December 18, 2007
Magna Carta at auction
Not the original, of course, but an important early copy:
A rare copy of the Magna Carta has been sold for £10.6m ($21.3m) in an auction at Sotheby's in New York.From the BBC. More detail in the Times of London:The 1297 copy, which is one of only 17 of the document still in existence, went to an unknown bidder.
The auction item had been owned by American billionaire Ross Perot's Perot Foundation since 1984 and was on view at the National Archives in Washington . . .
The auctioned copy, the only one in private hands, had been expected to fetch £9.94m ($20m) when it went under the hammer.
The 1297 example, described as the most important document to come up for sale, was acquired by David Rubenstein, the founder of the Carlyle Group, at Sotheby's in New York. He has paid $8,528 a word. . .Also a bit more on Perot's acquisition of the document:Four of the surviving 17 copies date from the reign of John, eight from that of Henry III and five from that of Edward I. The Sotheby's example bears the wax seal of King Edward I hanging from a ribbon at the bottom of the parchment -- one of only five that still carry the royal seal. . .
The only other original outside Britain was a gift by the country to "The People of Australia". It is on display at the Parliament in Canberra. . .
Mr Rubenstein, the founder of the Carlyle private equity group and a former deputy domestic policy adviser to President Carter, said that he would put the document back on public view at the National Archives in Washington, where it had been on loan. . .

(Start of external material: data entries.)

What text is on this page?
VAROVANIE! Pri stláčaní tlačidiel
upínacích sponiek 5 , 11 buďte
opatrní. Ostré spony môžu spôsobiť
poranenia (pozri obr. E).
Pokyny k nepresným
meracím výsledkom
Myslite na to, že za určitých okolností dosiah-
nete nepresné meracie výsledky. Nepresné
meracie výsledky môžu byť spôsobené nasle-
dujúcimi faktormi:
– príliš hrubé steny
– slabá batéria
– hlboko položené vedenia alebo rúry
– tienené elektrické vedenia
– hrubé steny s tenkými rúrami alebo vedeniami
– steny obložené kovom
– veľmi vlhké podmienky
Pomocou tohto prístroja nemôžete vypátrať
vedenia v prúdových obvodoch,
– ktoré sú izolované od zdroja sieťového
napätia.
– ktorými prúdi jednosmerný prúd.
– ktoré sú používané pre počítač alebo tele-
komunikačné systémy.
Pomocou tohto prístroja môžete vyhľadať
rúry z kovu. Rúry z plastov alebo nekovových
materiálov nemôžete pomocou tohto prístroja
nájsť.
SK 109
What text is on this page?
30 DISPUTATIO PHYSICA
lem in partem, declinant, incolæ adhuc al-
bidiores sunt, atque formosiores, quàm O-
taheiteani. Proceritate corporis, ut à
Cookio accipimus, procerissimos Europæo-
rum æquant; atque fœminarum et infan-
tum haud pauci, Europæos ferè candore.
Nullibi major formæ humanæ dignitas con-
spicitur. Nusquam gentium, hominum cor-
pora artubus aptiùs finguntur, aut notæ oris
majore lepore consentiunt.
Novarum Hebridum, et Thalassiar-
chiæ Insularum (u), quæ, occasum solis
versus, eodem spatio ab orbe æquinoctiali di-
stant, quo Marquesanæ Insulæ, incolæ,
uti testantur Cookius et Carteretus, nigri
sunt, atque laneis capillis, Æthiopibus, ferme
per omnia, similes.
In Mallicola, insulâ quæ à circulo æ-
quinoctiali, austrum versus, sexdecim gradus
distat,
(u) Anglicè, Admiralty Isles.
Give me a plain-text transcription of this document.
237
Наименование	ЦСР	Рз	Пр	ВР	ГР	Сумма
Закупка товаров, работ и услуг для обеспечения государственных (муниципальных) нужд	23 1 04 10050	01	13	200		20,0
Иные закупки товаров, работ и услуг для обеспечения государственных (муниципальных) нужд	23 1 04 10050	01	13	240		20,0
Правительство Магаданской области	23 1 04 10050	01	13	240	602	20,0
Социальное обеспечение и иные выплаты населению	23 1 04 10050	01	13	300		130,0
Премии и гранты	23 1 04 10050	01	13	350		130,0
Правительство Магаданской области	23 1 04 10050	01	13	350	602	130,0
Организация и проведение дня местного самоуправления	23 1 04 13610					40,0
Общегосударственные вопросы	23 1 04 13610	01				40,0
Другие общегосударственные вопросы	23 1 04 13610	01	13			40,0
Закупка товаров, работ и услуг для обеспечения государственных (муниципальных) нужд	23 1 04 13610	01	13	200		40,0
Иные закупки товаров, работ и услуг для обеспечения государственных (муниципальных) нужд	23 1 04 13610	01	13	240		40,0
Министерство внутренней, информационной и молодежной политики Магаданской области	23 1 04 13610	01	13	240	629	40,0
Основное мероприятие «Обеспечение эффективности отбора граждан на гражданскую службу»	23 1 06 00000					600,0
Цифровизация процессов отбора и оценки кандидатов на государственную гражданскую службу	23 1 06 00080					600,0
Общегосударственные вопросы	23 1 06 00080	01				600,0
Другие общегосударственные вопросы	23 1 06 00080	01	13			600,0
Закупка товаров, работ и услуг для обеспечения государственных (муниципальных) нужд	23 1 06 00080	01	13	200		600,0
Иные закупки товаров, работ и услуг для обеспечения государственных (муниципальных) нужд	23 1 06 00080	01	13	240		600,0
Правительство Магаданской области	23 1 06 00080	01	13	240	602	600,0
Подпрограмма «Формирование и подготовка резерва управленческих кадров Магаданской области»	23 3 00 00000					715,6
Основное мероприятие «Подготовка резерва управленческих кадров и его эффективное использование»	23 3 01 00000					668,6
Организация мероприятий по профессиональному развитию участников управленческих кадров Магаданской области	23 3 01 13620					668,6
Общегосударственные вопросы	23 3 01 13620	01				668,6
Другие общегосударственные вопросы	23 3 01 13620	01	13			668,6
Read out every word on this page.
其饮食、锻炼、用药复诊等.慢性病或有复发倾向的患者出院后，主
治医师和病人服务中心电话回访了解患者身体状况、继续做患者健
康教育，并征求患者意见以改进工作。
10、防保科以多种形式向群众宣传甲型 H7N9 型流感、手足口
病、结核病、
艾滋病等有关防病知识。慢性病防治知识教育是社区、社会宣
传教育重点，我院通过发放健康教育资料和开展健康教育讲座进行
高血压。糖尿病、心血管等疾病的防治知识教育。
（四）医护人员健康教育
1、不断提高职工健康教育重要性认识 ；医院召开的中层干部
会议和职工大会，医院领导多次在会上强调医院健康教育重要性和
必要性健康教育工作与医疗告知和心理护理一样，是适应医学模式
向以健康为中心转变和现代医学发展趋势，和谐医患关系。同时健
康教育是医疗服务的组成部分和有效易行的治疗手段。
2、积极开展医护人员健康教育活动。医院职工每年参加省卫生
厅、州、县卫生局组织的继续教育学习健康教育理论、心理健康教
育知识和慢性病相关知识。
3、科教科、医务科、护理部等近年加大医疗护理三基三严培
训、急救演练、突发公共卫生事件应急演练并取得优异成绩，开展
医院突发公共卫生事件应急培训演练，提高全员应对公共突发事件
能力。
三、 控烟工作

He admitted that he could not actually read it because he had avoided learning Latin at school -- a decision he now regrets.
Mr Perot acquired it for $1.5 million in 1984 from relatives of James Thomas Brudenell, the 7th Earl of Cardigan, who led the Charge of the Light Brigade during the Crimean War. Magna Carta had been at the Brudenells' family seat at Deene Park, Northamptonshire, for more than half a millennium.
Posted by David on December 18, 2007 9:57 PM
Copy or not, 3rd copy or 80th, would not this document count as official property of Great Britain? It is reasonable to assume that its transfer via sale to private hands must reasonably constitute an illegal action. That is is not so considered is a surprise.